Occupée par des militant-es syndicalistes, politiques, associatifs, et beaucoup de personnes non-membre d’organisations, de tous les âges, tous les milieux professionnels, ces personnes ont investi ce lieu dédié à l’organisation de la résistance à la loi travail.
Cependant, cette occupation dépasse la simple nécessité d’organisation logistique. Des concerts, conférences, débats, projections de films y ont lieu, une radio y a même été créé, une kermesse s’est tenue. Véritable lieu de vie alternatif, le débat politique est omniprésent. Nous partageons ce lieu et voyons un magnifique encouragement à débattre sereinement d’enjeux de société entre des personnes aux parcours et investissements différents.
Malheureusement Madame la Maire, en lien avec Monsieur le Préfet, souhaite l’évacuation de ce lieu par les forces de l’ordre. Malgré une convention signée le 04 et renouvelée depuis, il a été pris prétexte d’actions désapprouvées pour qu’un huissier vienne signifier l’ordre de cesser l’occupation des lieux, ouvrant ainsi la voie à la police.
Les élus du Parti de Gauche ainsi que les élus écologistes se sont montrés solidaires de cette occupation, rejoignant les organisations syndicales CGT, FO, Solidaires, FSU et toutes les organisations et collectifs combattant la loi Travail.

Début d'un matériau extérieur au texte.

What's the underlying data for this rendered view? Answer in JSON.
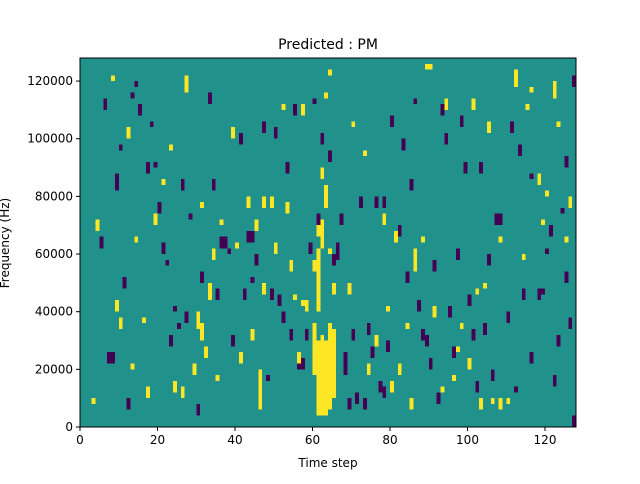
{
  "colors": {
    "background": "#21918c",
    "low": "#440154",
    "high": "#fde725",
    "axis": "#000000",
    "figure": "#ffffff"
  },
  "chart_data": {
    "type": "heatmap",
    "title": "Predicted : PM",
    "xlabel": "Time step",
    "ylabel": "Frequency (Hz)",
    "xlim": [
      0,
      128
    ],
    "ylim": [
      0,
      128000
    ],
    "xticks": [
      0,
      20,
      40,
      60,
      80,
      100,
      120
    ],
    "xtick_labels": [
      "0",
      "20",
      "40",
      "60",
      "80",
      "100",
      "120"
    ],
    "yticks": [
      0,
      20000,
      40000,
      60000,
      80000,
      100000,
      120000
    ],
    "ytick_labels": [
      "0",
      "20000",
      "40000",
      "60000",
      "80000",
      "100000",
      "120000"
    ],
    "colormap": "viridis",
    "value_levels": [
      -1,
      0,
      1
    ],
    "background_value": 0,
    "cells": {
      "note": "",
      "bin_hz": 1000,
      "high": [
        [
          61,
          4000,
          30000
        ],
        [
          62,
          4000,
          32000
        ],
        [
          63,
          4000,
          30000
        ],
        [
          64,
          6000,
          36000
        ],
        [
          65,
          10000,
          34000
        ],
        [
          60,
          18000,
          36000
        ],
        [
          61,
          40000,
          62000
        ],
        [
          62,
          62000,
          72000
        ],
        [
          63,
          76000,
          84000
        ],
        [
          61,
          66000,
          70000
        ],
        [
          62,
          86000,
          90000
        ],
        [
          60,
          54000,
          58000
        ],
        [
          65,
          46000,
          50000
        ],
        [
          64,
          60000,
          62000
        ],
        [
          3,
          8000,
          10000
        ],
        [
          13,
          20000,
          22000
        ],
        [
          17,
          10000,
          14000
        ],
        [
          16,
          36000,
          38000
        ],
        [
          14,
          64000,
          66000
        ],
        [
          8,
          120000,
          122000
        ],
        [
          12,
          100000,
          104000
        ],
        [
          26,
          10000,
          14000
        ],
        [
          29,
          18000,
          22000
        ],
        [
          30,
          34000,
          40000
        ],
        [
          31,
          30000,
          36000
        ],
        [
          32,
          24000,
          28000
        ],
        [
          33,
          44000,
          50000
        ],
        [
          35,
          16000,
          18000
        ],
        [
          34,
          58000,
          62000
        ],
        [
          36,
          70000,
          72000
        ],
        [
          41,
          22000,
          26000
        ],
        [
          44,
          30000,
          34000
        ],
        [
          46,
          6000,
          20000
        ],
        [
          47,
          46000,
          50000
        ],
        [
          50,
          60000,
          64000
        ],
        [
          49,
          76000,
          80000
        ],
        [
          53,
          74000,
          78000
        ],
        [
          54,
          54000,
          58000
        ],
        [
          55,
          44000,
          46000
        ],
        [
          56,
          22000,
          26000
        ],
        [
          24,
          12000,
          16000
        ],
        [
          27,
          116000,
          122000
        ],
        [
          40,
          62000,
          64000
        ],
        [
          45,
          68000,
          72000
        ],
        [
          52,
          110000,
          112000
        ],
        [
          57,
          108000,
          112000
        ],
        [
          63,
          114000,
          116000
        ],
        [
          64,
          122000,
          124000
        ],
        [
          70,
          104000,
          106000
        ],
        [
          73,
          94000,
          96000
        ],
        [
          78,
          70000,
          74000
        ],
        [
          82,
          18000,
          22000
        ],
        [
          84,
          34000,
          36000
        ],
        [
          86,
          54000,
          62000
        ],
        [
          88,
          64000,
          66000
        ],
        [
          91,
          38000,
          42000
        ],
        [
          93,
          12000,
          14000
        ],
        [
          96,
          16000,
          18000
        ],
        [
          98,
          34000,
          36000
        ],
        [
          100,
          20000,
          24000
        ],
        [
          102,
          46000,
          48000
        ],
        [
          104,
          48000,
          50000
        ],
        [
          106,
          8000,
          10000
        ],
        [
          108,
          64000,
          66000
        ],
        [
          110,
          8000,
          10000
        ],
        [
          112,
          118000,
          124000
        ],
        [
          114,
          58000,
          60000
        ],
        [
          116,
          116000,
          118000
        ],
        [
          119,
          70000,
          72000
        ],
        [
          123,
          104000,
          106000
        ],
        [
          125,
          64000,
          66000
        ],
        [
          4,
          68000,
          72000
        ],
        [
          9,
          40000,
          44000
        ],
        [
          10,
          34000,
          38000
        ],
        [
          19,
          70000,
          74000
        ],
        [
          21,
          84000,
          86000
        ],
        [
          23,
          96000,
          98000
        ],
        [
          39,
          100000,
          104000
        ],
        [
          43,
          76000,
          80000
        ],
        [
          69,
          46000,
          50000
        ],
        [
          74,
          18000,
          22000
        ],
        [
          76,
          28000,
          32000
        ],
        [
          79,
          40000,
          42000
        ],
        [
          80,
          12000,
          16000
        ],
        [
          81,
          64000,
          68000
        ],
        [
          85,
          6000,
          10000
        ],
        [
          89,
          124000,
          126000
        ],
        [
          90,
          124000,
          126000
        ],
        [
          94,
          110000,
          114000
        ],
        [
          97,
          26000,
          28000
        ],
        [
          101,
          110000,
          114000
        ],
        [
          103,
          6000,
          10000
        ],
        [
          105,
          102000,
          106000
        ],
        [
          108,
          6000,
          10000
        ],
        [
          115,
          110000,
          112000
        ],
        [
          118,
          84000,
          88000
        ],
        [
          120,
          80000,
          82000
        ],
        [
          122,
          114000,
          120000
        ],
        [
          126,
          76000,
          80000
        ],
        [
          31,
          76000,
          78000
        ],
        [
          47,
          76000,
          80000
        ],
        [
          57,
          42000,
          44000
        ],
        [
          58,
          40000,
          44000
        ]
      ],
      "low": [
        [
          7,
          22000,
          26000
        ],
        [
          8,
          22000,
          26000
        ],
        [
          12,
          6000,
          10000
        ],
        [
          9,
          82000,
          88000
        ],
        [
          10,
          96000,
          98000
        ],
        [
          13,
          114000,
          116000
        ],
        [
          14,
          118000,
          120000
        ],
        [
          18,
          104000,
          106000
        ],
        [
          19,
          90000,
          92000
        ],
        [
          20,
          74000,
          78000
        ],
        [
          22,
          56000,
          58000
        ],
        [
          23,
          28000,
          32000
        ],
        [
          24,
          40000,
          42000
        ],
        [
          25,
          34000,
          36000
        ],
        [
          27,
          36000,
          40000
        ],
        [
          28,
          72000,
          74000
        ],
        [
          30,
          4000,
          8000
        ],
        [
          31,
          50000,
          54000
        ],
        [
          34,
          82000,
          86000
        ],
        [
          36,
          62000,
          66000
        ],
        [
          38,
          60000,
          62000
        ],
        [
          39,
          28000,
          32000
        ],
        [
          42,
          44000,
          48000
        ],
        [
          43,
          64000,
          68000
        ],
        [
          44,
          50000,
          52000
        ],
        [
          48,
          16000,
          18000
        ],
        [
          49,
          44000,
          48000
        ],
        [
          52,
          36000,
          40000
        ],
        [
          54,
          30000,
          34000
        ],
        [
          56,
          20000,
          24000
        ],
        [
          57,
          20000,
          24000
        ],
        [
          59,
          60000,
          64000
        ],
        [
          60,
          112000,
          114000
        ],
        [
          62,
          98000,
          102000
        ],
        [
          64,
          92000,
          96000
        ],
        [
          66,
          58000,
          64000
        ],
        [
          67,
          70000,
          74000
        ],
        [
          68,
          18000,
          26000
        ],
        [
          69,
          6000,
          10000
        ],
        [
          70,
          30000,
          34000
        ],
        [
          72,
          76000,
          80000
        ],
        [
          73,
          6000,
          10000
        ],
        [
          74,
          32000,
          36000
        ],
        [
          75,
          24000,
          28000
        ],
        [
          76,
          76000,
          80000
        ],
        [
          77,
          12000,
          16000
        ],
        [
          78,
          10000,
          14000
        ],
        [
          79,
          26000,
          30000
        ],
        [
          80,
          104000,
          108000
        ],
        [
          82,
          66000,
          70000
        ],
        [
          84,
          50000,
          54000
        ],
        [
          85,
          82000,
          86000
        ],
        [
          86,
          112000,
          114000
        ],
        [
          87,
          40000,
          44000
        ],
        [
          88,
          30000,
          34000
        ],
        [
          89,
          28000,
          32000
        ],
        [
          90,
          20000,
          24000
        ],
        [
          91,
          54000,
          58000
        ],
        [
          92,
          8000,
          12000
        ],
        [
          93,
          108000,
          112000
        ],
        [
          94,
          98000,
          102000
        ],
        [
          95,
          38000,
          42000
        ],
        [
          96,
          24000,
          28000
        ],
        [
          97,
          58000,
          62000
        ],
        [
          98,
          104000,
          108000
        ],
        [
          99,
          88000,
          92000
        ],
        [
          100,
          42000,
          46000
        ],
        [
          101,
          30000,
          34000
        ],
        [
          102,
          12000,
          16000
        ],
        [
          103,
          88000,
          92000
        ],
        [
          104,
          32000,
          36000
        ],
        [
          106,
          16000,
          20000
        ],
        [
          108,
          70000,
          74000
        ],
        [
          110,
          36000,
          40000
        ],
        [
          112,
          12000,
          14000
        ],
        [
          114,
          44000,
          48000
        ],
        [
          116,
          86000,
          88000
        ],
        [
          118,
          44000,
          48000
        ],
        [
          119,
          46000,
          48000
        ],
        [
          120,
          60000,
          62000
        ],
        [
          122,
          14000,
          18000
        ],
        [
          124,
          74000,
          76000
        ],
        [
          126,
          34000,
          38000
        ],
        [
          127,
          0,
          4000
        ],
        [
          125,
          90000,
          94000
        ],
        [
          116,
          22000,
          26000
        ],
        [
          111,
          102000,
          106000
        ],
        [
          107,
          70000,
          74000
        ],
        [
          83,
          96000,
          100000
        ],
        [
          78,
          76000,
          80000
        ],
        [
          71,
          8000,
          12000
        ],
        [
          65,
          56000,
          60000
        ],
        [
          50,
          100000,
          104000
        ],
        [
          47,
          102000,
          106000
        ],
        [
          44,
          64000,
          68000
        ],
        [
          37,
          62000,
          66000
        ],
        [
          29,
          18000,
          22000
        ],
        [
          26,
          82000,
          86000
        ],
        [
          33,
          112000,
          116000
        ],
        [
          41,
          98000,
          102000
        ],
        [
          45,
          56000,
          60000
        ],
        [
          58,
          30000,
          34000
        ],
        [
          6,
          110000,
          114000
        ],
        [
          15,
          108000,
          112000
        ],
        [
          17,
          88000,
          92000
        ],
        [
          5,
          62000,
          66000
        ],
        [
          11,
          48000,
          52000
        ],
        [
          21,
          60000,
          64000
        ],
        [
          35,
          44000,
          48000
        ],
        [
          51,
          42000,
          46000
        ],
        [
          53,
          88000,
          92000
        ],
        [
          55,
          108000,
          112000
        ],
        [
          61,
          70000,
          74000
        ],
        [
          105,
          56000,
          60000
        ],
        [
          113,
          94000,
          98000
        ],
        [
          121,
          66000,
          70000
        ],
        [
          123,
          28000,
          32000
        ],
        [
          125,
          50000,
          54000
        ],
        [
          127,
          118000,
          122000
        ]
      ]
    }
  }
}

Madame la maire et le Préfet préfèrent lancer les forces de l’ordre à l’assaut de la Maison du Peuple et de ses milliers de soutiens plutôt que de considérer cette nouvelle situation, inédite, où la confrontation creusera encore plus le fossé entre un parti socialiste aux abois et une partie du peuple, avec ses organisations, qui aspirent à une autre politique.
Ce choix politique, utilisant encore une fois à mauvais escient les forces de police, est détesté par une grande partie de la population. Le combat mené contre la loi Travail est légitime et majoritaire, la stratégie de la tension et l’agression avec préméditation ne l’est pas. Le 49-3 à l’assemblée et les CRS dans la rue constituent donc les seuls arguments du pouvoir, c’est intolérable.
Le comité de Rennes du Parti de Gauche soutient l’occupation de cette salle jusqu’au bout et dénonce toute tentative d’évacuation par la force.